For the Base:
- 1 cup of oats
- ½ cup ground almonds
- 1 tablespoon Coconut Oil
- 1 tablespoon date syrup
- 1 tablespoon cacao powder
- A pinch of sea salt
For the Filling:
- ½ cup pumpkin puree
- ½ cup dates
- 2 tablespoons almond butter
- 1 teaspoon of Coconut Oil
- A generous pinch of Cinnamon
- A pinch of ginger
- A pinch of ground nutmeg
For the Cashew Sauce:
- 2 tablespoons cashew butter
- 2 tablespoons maple syrup or Coconut Honey
- A dash of vanilla extract
- Coconut Milk (to achieve desired consistency)
Let’s get started!
1. Begin by blitzing your oats in a food processor until you’re left with a fine flour. Throw in the remaining base ingredients and blitz again until well mixed and sticky.
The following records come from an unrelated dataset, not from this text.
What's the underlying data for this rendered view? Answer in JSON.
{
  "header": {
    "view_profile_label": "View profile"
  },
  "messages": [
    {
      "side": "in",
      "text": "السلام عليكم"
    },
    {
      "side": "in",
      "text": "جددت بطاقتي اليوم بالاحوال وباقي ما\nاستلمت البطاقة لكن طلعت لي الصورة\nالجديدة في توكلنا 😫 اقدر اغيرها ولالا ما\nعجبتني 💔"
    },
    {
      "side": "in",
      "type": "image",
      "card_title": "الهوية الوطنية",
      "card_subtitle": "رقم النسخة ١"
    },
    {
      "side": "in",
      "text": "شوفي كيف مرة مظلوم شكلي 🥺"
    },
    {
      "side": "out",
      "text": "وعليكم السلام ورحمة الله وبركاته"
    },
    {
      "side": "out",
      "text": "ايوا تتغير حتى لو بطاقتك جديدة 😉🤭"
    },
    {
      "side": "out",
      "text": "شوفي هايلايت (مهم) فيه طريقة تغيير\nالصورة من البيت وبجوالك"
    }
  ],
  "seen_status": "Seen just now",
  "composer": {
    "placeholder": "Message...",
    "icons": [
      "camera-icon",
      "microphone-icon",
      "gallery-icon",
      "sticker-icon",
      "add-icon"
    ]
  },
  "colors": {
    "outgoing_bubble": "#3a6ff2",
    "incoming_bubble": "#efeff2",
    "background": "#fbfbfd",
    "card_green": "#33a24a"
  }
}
2. Next, transfer your mixture into a cake tin (springform or loose bottomed is best for avoiding pre-pie meltdowns) and press down until smooth and even. Make a wall of crust around the edge of the tin to create the pie sides then pop in the freezer and move onto the filling.
3. For that lovely creamy middle, blitz all of the filling ingredients in a food processor before pouring the mixture over your crust and returning to the freezer.
4. Finally, to create your scrumptious sauce, combine the cashew butter, vanilla, and maple syrup (adding a spoonful at a time). Once smooth, throw in a little coconut milk to achieve your desired consistency
5. Now for the hard part, pop your perfect little pie in the freezer to set for a few hours and wait patiently. Once set, cut into slices, drizzle with sauce, top with crushed pecans and dig in.